その日、俺は家に帰るなりゲーム屋に走った。当時小学生だった俺にゲームソフトはとんでもなく高価なものだし、親はどちらかといえば快く思っていなかったようで、年に数回買ってもらえるかどうかだった。
全速力で家と店を往復した俺は、息も収まらないうちにゲーム機の電源を入れ、ソフトをセットした。そして…。
その二分後、俺は呆然としていた。クソゲーだ。全く遊べない、全く面白くない。宣伝に騙され、クズを掴まされたのだ。

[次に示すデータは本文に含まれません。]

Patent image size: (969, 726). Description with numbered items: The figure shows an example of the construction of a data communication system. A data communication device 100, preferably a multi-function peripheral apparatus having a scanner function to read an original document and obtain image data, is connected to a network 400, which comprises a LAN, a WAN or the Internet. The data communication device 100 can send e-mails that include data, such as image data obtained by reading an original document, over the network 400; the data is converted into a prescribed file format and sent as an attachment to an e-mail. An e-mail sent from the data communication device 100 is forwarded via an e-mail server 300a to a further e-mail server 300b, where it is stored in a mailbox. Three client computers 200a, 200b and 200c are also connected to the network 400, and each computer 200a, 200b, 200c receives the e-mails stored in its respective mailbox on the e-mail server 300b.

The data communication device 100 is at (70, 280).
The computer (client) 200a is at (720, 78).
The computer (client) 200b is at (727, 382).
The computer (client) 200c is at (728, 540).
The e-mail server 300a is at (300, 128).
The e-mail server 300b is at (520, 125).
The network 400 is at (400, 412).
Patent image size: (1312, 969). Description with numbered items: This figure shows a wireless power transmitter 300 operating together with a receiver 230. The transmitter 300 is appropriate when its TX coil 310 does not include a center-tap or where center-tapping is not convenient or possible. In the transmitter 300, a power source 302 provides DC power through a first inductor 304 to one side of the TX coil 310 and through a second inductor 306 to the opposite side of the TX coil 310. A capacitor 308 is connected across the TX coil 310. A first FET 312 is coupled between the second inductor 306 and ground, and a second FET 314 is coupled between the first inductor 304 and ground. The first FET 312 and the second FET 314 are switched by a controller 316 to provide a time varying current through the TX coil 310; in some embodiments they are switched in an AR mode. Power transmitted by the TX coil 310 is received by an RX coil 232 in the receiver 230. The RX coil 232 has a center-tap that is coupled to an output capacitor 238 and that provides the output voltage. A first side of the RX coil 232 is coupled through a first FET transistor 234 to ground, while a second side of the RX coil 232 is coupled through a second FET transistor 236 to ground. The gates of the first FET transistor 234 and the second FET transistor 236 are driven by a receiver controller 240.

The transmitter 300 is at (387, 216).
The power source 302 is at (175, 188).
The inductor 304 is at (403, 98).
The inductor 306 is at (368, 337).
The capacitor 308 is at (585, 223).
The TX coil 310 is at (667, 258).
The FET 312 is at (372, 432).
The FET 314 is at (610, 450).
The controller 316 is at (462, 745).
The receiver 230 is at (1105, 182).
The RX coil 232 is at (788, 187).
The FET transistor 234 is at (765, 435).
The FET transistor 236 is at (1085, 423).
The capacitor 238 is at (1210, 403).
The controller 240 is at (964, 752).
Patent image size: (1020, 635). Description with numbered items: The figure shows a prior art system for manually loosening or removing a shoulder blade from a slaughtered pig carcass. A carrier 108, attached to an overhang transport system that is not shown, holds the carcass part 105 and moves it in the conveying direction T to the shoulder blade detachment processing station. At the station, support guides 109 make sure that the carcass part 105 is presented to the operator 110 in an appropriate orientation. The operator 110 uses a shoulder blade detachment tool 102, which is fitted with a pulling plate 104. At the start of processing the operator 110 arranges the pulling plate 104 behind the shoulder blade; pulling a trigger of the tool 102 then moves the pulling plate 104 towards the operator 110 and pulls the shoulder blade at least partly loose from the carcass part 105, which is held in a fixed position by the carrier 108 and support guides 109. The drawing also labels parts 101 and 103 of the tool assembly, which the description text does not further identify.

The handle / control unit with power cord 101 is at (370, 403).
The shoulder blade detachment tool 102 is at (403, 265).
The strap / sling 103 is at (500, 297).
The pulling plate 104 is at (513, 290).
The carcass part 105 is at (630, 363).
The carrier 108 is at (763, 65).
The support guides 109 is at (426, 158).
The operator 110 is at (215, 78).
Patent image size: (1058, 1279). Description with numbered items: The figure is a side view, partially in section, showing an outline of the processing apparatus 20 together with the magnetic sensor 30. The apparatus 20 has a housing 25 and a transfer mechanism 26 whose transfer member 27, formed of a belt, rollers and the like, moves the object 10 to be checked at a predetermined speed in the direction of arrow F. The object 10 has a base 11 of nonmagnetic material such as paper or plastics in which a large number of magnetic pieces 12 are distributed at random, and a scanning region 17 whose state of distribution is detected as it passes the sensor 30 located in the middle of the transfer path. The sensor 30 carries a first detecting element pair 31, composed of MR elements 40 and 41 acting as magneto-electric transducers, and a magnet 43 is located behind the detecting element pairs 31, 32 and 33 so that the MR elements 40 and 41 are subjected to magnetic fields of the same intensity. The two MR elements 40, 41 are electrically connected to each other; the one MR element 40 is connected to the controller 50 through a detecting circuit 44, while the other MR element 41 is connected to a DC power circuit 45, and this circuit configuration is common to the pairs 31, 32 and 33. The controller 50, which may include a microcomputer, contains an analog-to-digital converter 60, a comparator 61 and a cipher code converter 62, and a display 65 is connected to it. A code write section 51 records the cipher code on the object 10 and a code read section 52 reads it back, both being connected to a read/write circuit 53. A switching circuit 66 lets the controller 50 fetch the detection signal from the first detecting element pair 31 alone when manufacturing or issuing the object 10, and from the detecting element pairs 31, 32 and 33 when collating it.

こうして、何ヶ月もガマンを重ねて貯めた小遣いと、何ヶ月ものあいだ膨らませ続けた俺の想いは砕け散った。泣いた。何日も泣いた。なぜ、こんなどうしようもないものが売られているのか。作る者も売る者も、買う人のことなどお構いなしに、売ることだけを考えているのだろうか。
「ちょっと、聞いてるの!」
「あ、はい。」
「何回言わせんのよ、全くもう…。」
「店長ー、お電話でーす!」
ナツミが呼んでいる。店長はプリプリしながらバックヤードに向かった。
「またやられてたね。」
「もう慣れたよ。」
「もっと要領よくやればいいのに。」
「そうだな、お前みたいにな。」
「そうそうそう、て、おい、とかなんとかノリツッコミするとでも思った?」
「してくれないのか、寂しいな。してくれよ、してよ。早くして…。」
「なんとなく卑猥だぞ、それ。…どうしたの?」
俺の視線の先をナツミも見た。バックヤードで電話に出ている店長が怯えたような顔をしていた。やたらペコペコ頭を下げながら何かボソボソ言っている。受話器を置いた。パイプ椅子に崩れ落ちるようにドサ、っと座り、電話をみつめて下唇をキュ、っと噛み、眉間にシワを寄せてうつむいている。
「あの…。」
「なに?」
キッと睨まれた。
「大丈夫ですか。」
「あら、私の事、心配してくれるの。」
「そんな様子を見たら放っておけませんよ。」
「上司だもんね、何かあったら困るわよね。」
「正直それはありますよ。」
「ホントに正直ね。」
「仲間でしょ、なんて気色悪いことは言いませんけど、どうせなら笑ってたいじゃないですか、みんなで。」
店長は俺の顔を虚ろな目でみつめ、また下を向いた。
「…ノルマがね。」
「はい。」
「ノルマがまたキツくなったのよ、今でも精一杯なのに。」
「本店からの指示ですか。」
彼女は黙ってうなずいた。
「私、こんなに頑張ってるのに。嫌われるのが分かっててもガミガミ言ってまで。」
「みんな分かってますよ、店長が辛い立場にあるのは。」
店長の目には涙が浮かんでいる。
「ううう…ごめんね、いつも非道い事ばっかり言って。それなのに私の心配をしてくれるの?。」
「そりゃあまあ、しょっちゅうガミガミ言われるのは辛いですけど。嫌いじゃないですよ、一人の人物としてのサユリさんは。」
店長は一瞬俺を見つめ、ワー、っと泣き崩れた。俺は隣に座り、肩を抱いて引き寄せた。サユリさんの肌の温もりが伝わってきた。普段は強がっているが、やっぱり彼女だって弱いところのある人間なんだ。
「大丈夫、あなたは一人じゃありませんよ。みんなでなんとか考えましょう。」
そう言って離そうとした俺の手を、サユリさんが掴んだ。